MIAMI – The FAA has sent out an Airworthiness Directive (AD) ordering the immediate inspection of Boeing 777-200s fitted with Pratt & Whitney PW4000 engines following the recent United Airlines (UA) incident involving the aircraft and engine type. 

The directive notes that the inspection has been ordered due to the recent event in which a United Airlines Boeing 777 aircraft was forced to perform an emergency landing following one of its engines exploding mid-air. According to the FAA, the in-flight failure of low-pressure compressor blades on PW4077 engines resulted in the engine’s uncontained event.

According to the AD, each engine will require an extensive test to determine if any cracks are evident on its blades. The airline has already grounded all of its Boeing 777-200s fitted with PW4000 engines in preparation for the AD. 

The FAA’s directive requires a thermal acoustic image (TIA) inspection for cracks in first-stage LPC blades. Blades that are found to have cracks will need to be removed and replaced. 

The agency stated that other engines of the same type are “likely” to have similar cracking issues and could lead to another in-flight engine fire. 

United Airlines is the only airline based in the US that operates the Boeing 777-200 with PW4000 engines. However, it is likely that other aviation safety agencies globally might mandate inspections of the engine type and ground subsequent Triple-Sevens.

ANA Boeing 777 fitted with PW400 Engines | Photo: Kochan Kleps/Airways

What Led to the Directive?

Two incidents involving the aircraft and engine type are the main causes for the grounding and airworthiness directive.

The first was an in-flight engine fire on a Japan Airlines flight en route from Naha, Okinawa to Tokyo. The aircraft made a safe landing using one engine back at Naha Airport (OKA). 

The second incident involved a United Airlines flight that suffered a very similar problem after taking off from Denver International Airport (DEN). The aircraft also landed safely at DEN, but only after debris—including the cowling—fell from the engine and onto Denver suburbs. 

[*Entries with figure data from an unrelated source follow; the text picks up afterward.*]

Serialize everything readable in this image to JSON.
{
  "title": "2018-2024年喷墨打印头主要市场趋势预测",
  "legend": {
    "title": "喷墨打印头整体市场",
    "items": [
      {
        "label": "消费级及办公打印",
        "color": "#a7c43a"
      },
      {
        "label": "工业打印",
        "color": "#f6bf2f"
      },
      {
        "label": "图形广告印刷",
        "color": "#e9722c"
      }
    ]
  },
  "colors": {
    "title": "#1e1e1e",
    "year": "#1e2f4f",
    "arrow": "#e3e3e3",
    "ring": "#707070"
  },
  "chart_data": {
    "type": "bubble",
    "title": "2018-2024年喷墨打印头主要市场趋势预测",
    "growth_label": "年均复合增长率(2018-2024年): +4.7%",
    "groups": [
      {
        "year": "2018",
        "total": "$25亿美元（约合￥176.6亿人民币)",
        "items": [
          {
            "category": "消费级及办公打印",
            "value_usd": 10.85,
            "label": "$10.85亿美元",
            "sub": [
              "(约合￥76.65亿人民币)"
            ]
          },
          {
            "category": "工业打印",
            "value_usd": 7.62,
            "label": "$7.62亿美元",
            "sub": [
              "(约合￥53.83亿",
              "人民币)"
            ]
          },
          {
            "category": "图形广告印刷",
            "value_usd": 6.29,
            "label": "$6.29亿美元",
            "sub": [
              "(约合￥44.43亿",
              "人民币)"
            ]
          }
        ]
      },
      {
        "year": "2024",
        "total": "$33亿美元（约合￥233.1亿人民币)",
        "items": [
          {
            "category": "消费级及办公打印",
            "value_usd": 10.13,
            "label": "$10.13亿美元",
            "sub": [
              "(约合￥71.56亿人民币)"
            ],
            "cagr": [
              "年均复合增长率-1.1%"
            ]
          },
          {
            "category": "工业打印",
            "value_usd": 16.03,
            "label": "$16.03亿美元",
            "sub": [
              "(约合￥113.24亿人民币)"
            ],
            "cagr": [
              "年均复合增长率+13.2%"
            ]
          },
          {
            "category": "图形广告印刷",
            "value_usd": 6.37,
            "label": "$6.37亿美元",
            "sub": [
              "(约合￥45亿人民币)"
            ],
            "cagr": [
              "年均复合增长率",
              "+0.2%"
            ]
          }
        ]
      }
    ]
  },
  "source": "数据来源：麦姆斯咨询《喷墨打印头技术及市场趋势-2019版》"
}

Immediately following the second incident, Japanese authorities grounded and mandated inspections of the aircraft and engine type. 

Currently, only Japan Airlines, All Nippon Airlines, United Airlines, Korean Airlines, Jin Air, Asiana Airlines, and EgyptAir fly Boeing 777s using PW4000 engines. Therefore, the extent of a potential grounding of the aircraft type will not have the reach and extent of the Boeing 737 MAX crisis, which saw worldwide airlines crippled due to the unexpected and massing stoppage of its backbone fleet of single-aisle jets.